Sally was tormented by the memories of what took place and would blame herself that it happened. She could even smell this man in her dreams. The images would not go away. At times I was concerned for her safety as she found the pain almost too much to bear, she said she wanted it all to end. I took this to my clinical supervisor# and asked if it would be appropriate to give her my mobile number. My supervisor asked if my client might abuse this, I was adamant that she would not. My client phoned me on three occasions and each time we spoke for ten to fifteen minutes.

 

I began to have serious doubts for my client and her working through her process.
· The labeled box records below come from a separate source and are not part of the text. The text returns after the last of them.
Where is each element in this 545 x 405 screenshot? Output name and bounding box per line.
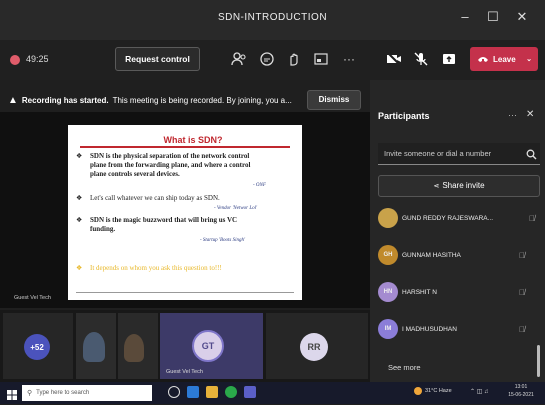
- room-icon[interactable]: [312, 50, 330, 68]
- slide-bullet: plane controls several devices.: [90, 170, 180, 178]
- participant-name: HARSHIT N: [402, 288, 437, 296]
- mic-off-icon: 🎙̸: [529, 213, 535, 223]
- recording-dot-icon: [10, 55, 20, 65]
- mic-off-icon: 🎙̸: [519, 287, 525, 297]
- edge-icon[interactable]: [187, 386, 199, 398]
- guest-tile-label: Guest Vel Tech: [166, 369, 203, 375]
- rr-avatar: RR: [300, 333, 328, 361]
- slide-title: What is SDN?: [163, 135, 223, 145]
- participant-row[interactable]: HN HARSHIT N 🎙̸: [378, 281, 543, 303]
- slide-bullet: SDN is the magic buzzword that will brin…: [90, 216, 238, 224]
- participant-avatar: HN: [378, 282, 398, 302]
- chat-icon[interactable]: [258, 50, 276, 68]
- slide-bullet: plane from the forwarding plane, and whe…: [90, 161, 251, 169]
- mic-off-icon: 🎙̸: [519, 250, 525, 260]
- task-view-icon[interactable]: [168, 386, 180, 398]
- raise-hand-icon[interactable]: [285, 50, 303, 68]
- gt-avatar: GT: [192, 330, 224, 362]
- panel-close-icon[interactable]: ✕: [526, 109, 534, 120]
- system-tray-icons[interactable]: ⌃ ◫ ♫: [470, 388, 489, 395]
- see-more-link[interactable]: See more: [388, 363, 421, 372]
- slide-author: - Vendor 'Networ Lol': [214, 206, 258, 211]
- slide-divider: [80, 146, 290, 148]
- slide-bullet: funding.: [90, 225, 116, 233]
- participant-row[interactable]: GH GUNNAM HASITHA 🎙̸: [378, 244, 543, 266]
- meeting-timer: 49:25: [26, 54, 49, 64]
- file-explorer-icon[interactable]: [206, 386, 218, 398]
- bullet-icon: ❖: [76, 264, 83, 272]
- search-icon: ⚲: [27, 390, 33, 397]
- banner-text: This meeting is being recorded. By joini…: [112, 95, 292, 105]
- slide-author: - ONF: [253, 183, 266, 188]
- share-invite-button[interactable]: ⋖ Share invite: [378, 175, 540, 197]
- banner-title: Recording has started.: [21, 95, 109, 105]
- clock-time[interactable]: 13:01: [506, 384, 536, 390]
- taskbar-search[interactable]: ⚲ Type here to search: [22, 385, 152, 401]
- phone-icon: [478, 57, 488, 62]
- bullet-icon: ❖: [76, 194, 83, 202]
- share-screen-icon[interactable]: [440, 50, 458, 68]
- participant-silhouette: [83, 332, 105, 362]
- more-icon[interactable]: ···: [340, 50, 358, 68]
- slide-bullet: Let's call whatever we can ship today as…: [90, 194, 220, 202]
- warning-icon: ▲: [8, 94, 18, 106]
- invite-input[interactable]: Invite someone or dial a number: [378, 143, 540, 165]
- panel-more-icon[interactable]: ···: [508, 110, 517, 120]
- bullet-icon: ❖: [76, 216, 83, 224]
- weather-icon: [414, 387, 422, 395]
- mic-off-icon: 🎙̸: [519, 324, 525, 334]
- slide-bullet: SDN is the physical separation of the ne…: [90, 152, 250, 160]
- share-icon: ⋖: [433, 183, 440, 190]
- panel-scrollbar[interactable]: [537, 345, 540, 377]
- dismiss-button[interactable]: Dismiss: [307, 90, 361, 110]
- leave-button[interactable]: Leave ⌄: [470, 47, 538, 71]
- participant-name: GUNNAM HASITHA: [402, 251, 461, 259]
- maximize-button[interactable]: ☐: [483, 9, 503, 25]
- participant-silhouette: [124, 334, 144, 362]
- participant-row[interactable]: IM I MADHUSUDHAN 🎙̸: [378, 318, 543, 340]
- windows-start-icon[interactable]: [7, 387, 17, 405]
- slide-author: - Startup 'Boots Singh': [200, 238, 246, 243]
- search-icon[interactable]: [526, 147, 537, 165]
- people-icon[interactable]: [230, 50, 248, 68]
- participant-name: I MADHUSUDHAN: [402, 325, 457, 333]
- participant-row[interactable]: GUND REDDY RAJESWARA... 🎙̸: [378, 207, 543, 229]
- close-button[interactable]: ✕: [512, 9, 532, 25]
- taskbar-search-placeholder: Type here to search: [36, 390, 90, 396]
- participant-avatar: IM: [378, 319, 398, 339]
- panel-title: Participants: [378, 111, 430, 121]
- chevron-down-icon[interactable]: ⌄: [526, 55, 532, 63]
- participant-avatar: GH: [378, 245, 398, 265]
- participant-avatar: [378, 208, 398, 228]
- teams-icon[interactable]: [244, 386, 256, 398]
- chrome-icon[interactable]: [225, 386, 237, 398]
- weather-text: 31°C Haze: [425, 388, 452, 394]
- slide-bullet: It depends on whom you ask this question…: [90, 264, 222, 272]
- mic-off-icon[interactable]: [412, 50, 430, 68]
- slide-footer-line: [76, 292, 294, 293]
- share-invite-label: Share invite: [442, 181, 485, 190]
- minimize-button[interactable]: –: [455, 9, 475, 24]
- leave-label: Leave: [493, 54, 516, 64]
- overflow-count[interactable]: +52: [24, 334, 50, 360]
- participant-name: GUND REDDY RAJESWARA...: [402, 214, 494, 222]
- request-control-button[interactable]: Request control: [115, 47, 200, 71]
- camera-off-icon[interactable]: [385, 50, 403, 68]
- presenter-label: Guest Vel Tech: [14, 295, 51, 301]
- clock-date[interactable]: 15-06-2021: [506, 392, 536, 398]
- bullet-icon: ❖: [76, 152, 83, 160]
Of course this was a good thing for her, but wondered whether she wished she had never started her journey. This echoed in her words. Above all I felt such a deep sense of sadness for her and at times I too found it difficult to control my emotions in the sessions. I told myself this is my clients pain not mine, I needed to be strong for her.

 

Sally found it increasingly difficult to sleep as she felt she had to watch the door in case the uncle returned. She would ask me what the point of life was, why did she have to suffer? A question that only she had her answers to.

 

My client and I discussed her concerns at work, she was having panic attacks and forgetting what she was doing. We talked about her worries that she might make an error with a patient and she decided to take some time off work. She thought of nothing else all day than her uncle, she was reliving the experience.  Sally was riddled with guilt, believing that she had not done more to fight off her uncle.

 

In later sessions she told me that she could not understand why she spoke to me about the abuse as she had never told anyone before.

 

One day Sally walked into the room and smiled and I recognised that she had turned a corner. I felt a huge wave of relief sweep over me, she had trusted the process but had displayed some serious doubts along the way.  The chill I used to feel when Sally walked into the room had lifted. I felt the main change was her outlook on life. She was now living in ‘the here and now’. My client had started to look to the future and see a point to her life and was ready to move on and not let the past haunt her or dictate anymore. Up to now her life had been very much stuck in the past and dreading the future.  She had a few set backs but never appeared to go back to that dark place.                                                      

 

The following sessions had felt on a different level, there was a deeper trust. I believe my client felt safe, we communicated, even in the silences we were together. I had little awareness of time or silences, it was just an intense experience. I felt there was a connectedness, mutuality. Not only did I feel at one with my client, I was aware that she was responding differently to me. She appeared at ease and comfortable even though she was sharing such pain. 

 

Evaluation:

Working with this client was an ultimate test. It demonstrated how imperative it is for the counsellor to be emotionally present and empathic within the working alliance. My previous clients, although successful, had appeared to experience much less pain in their process (Although not all counselling work is ‘painful’, if it taps into childhood issues, then invariably it will be harder). I could see that my client felt safe and could trust me with her darkest secrets and know this to be because she knew that I would not judge her.

 

She chose what to talk about and when to bring it, so the pace was entirely hers. Finally when she explored her worst nightmare she was not alone..... we went there together, I was by her side, metaphorically....I held her hand. As to her process, she did survive her pain and there was no short cut to her working through that pain. She had to re-experience it, to take back the power. 

 

Thank you Sally for trusting in the process and sharing your most intimate fears.......

 

 

Foot notes

#All practicing counsellors are required to have clinical supervision under BACP guidelines.